Regulatory regimes and compliance standards also need attention. There are too many of them. A publicly traded electric utility, for example, must comply with differing and sometimes inconsistent cybersecurity standards issued by the National Institute for Science and Technology, by credit card issuers, by state and federal energy regulators, and by the SEC. This is overkill. Compliance is becoming an expensive and pointlessly complex box-checking exercise. What’s more, these standards are often poorly correlated with risk. Our report therefore recommends consolidating these many standards and aligning them with real security.

The vulnerability of the systems that power our nation is a national disgrace, but the pathway to higher ground has been charted. Let’s follow it. Whether or not the forthcoming executive order on cybersecurity addresses critical infrastructure, the Trump administration has work to do here, and the American people should expect them to do it. A nation that cannot or will not defend the networks on which its security depends is a nation waiting passively for failure.

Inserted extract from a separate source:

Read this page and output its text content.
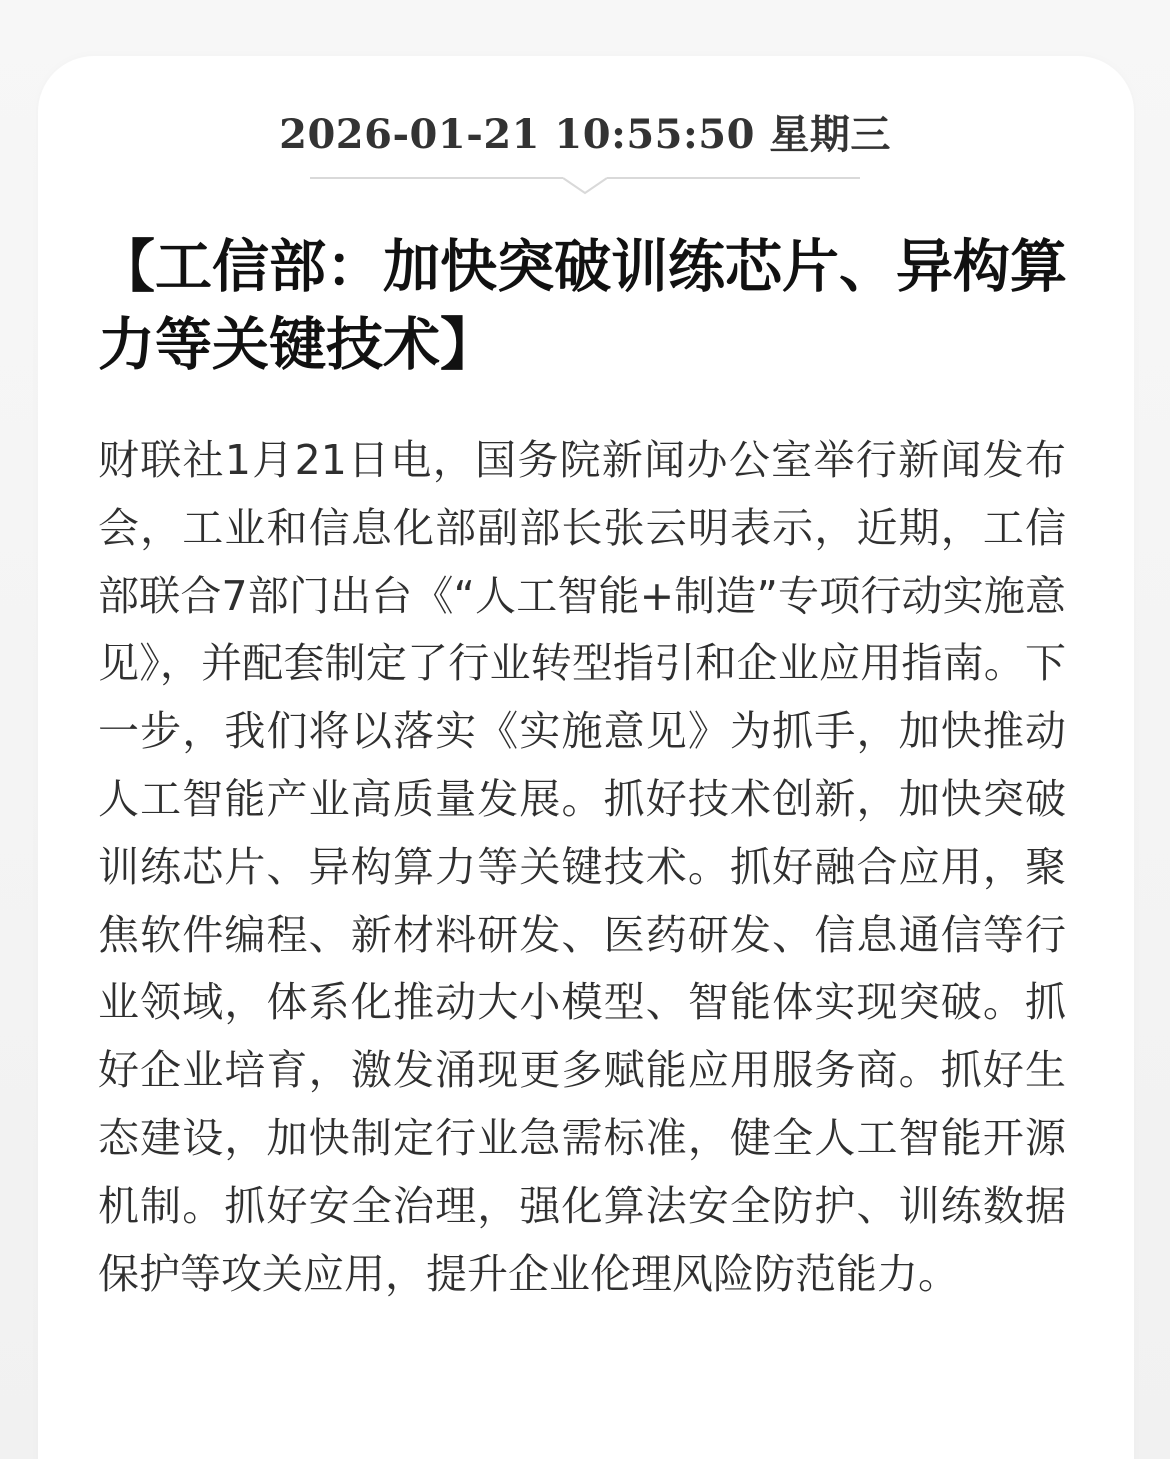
2026-01-21 10:55:50 星期三
【工信部：加快突破训练芯片、异构算力等关键技术】

财联社1月21日电，国务院新闻办公室举行新闻发布会，工业和信息化部副部长张云明表示，近期，工信部联合7部门出台《“人工智能+制造”专项行动实施意见》，并配套制定了行业转型指引和企业应用指南。下一步，我们将以落实《实施意见》为抓手，加快推动人工智能产业高质量发展。抓好技术创新，加快突破训练芯片、异构算力等关键技术。抓好融合应用，聚焦软件编程、新材料研发、医药研发、信息通信等行业领域，体系化推动大小模型、智能体实现突破。抓好企业培育，激发涌现更多赋能应用服务商。抓好生态建设，加快制定行业急需标准，健全人工智能开源机制。抓好安全治理，强化算法安全防护、训练数据保护等攻关应用，提升企业伦理风险防范能力。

Joel F. Brenner specializes in cyber and physical security, data protection and privacy, intelligence law, the administration of classified information and facilities, and the regulation of sensitive cross-border transactions. He was Senior Counsel at the National Security Agency, advising Agency leadership on the public-private effort to create better security for the Internet. From 2006 until mid-2009, he was the head of U.S. counterintelligence under the Director of National Intelligence and was responsible for integrating the counterintelligence activities of the 17 departments and agencies with intelligence authorities, including the FBI and CIA and elements of the Departments of Defense, Energy, and Homeland Security. From 2002 – 2006, Mr. Brenner was NSA’s Inspector General, responsible for that agency’s top-secret internal audits and investigations. He is the author of America the Vulnerable: Inside the New Threat Matrix of Digital Espionage, Crime, and Warfare.
David Clark is a senior research scientist in the Internet Policy Research Institute at the Massachusetts Institute of Technology. He is a former chief protocol architect of the Internet and former chair of the Internet Activities Board.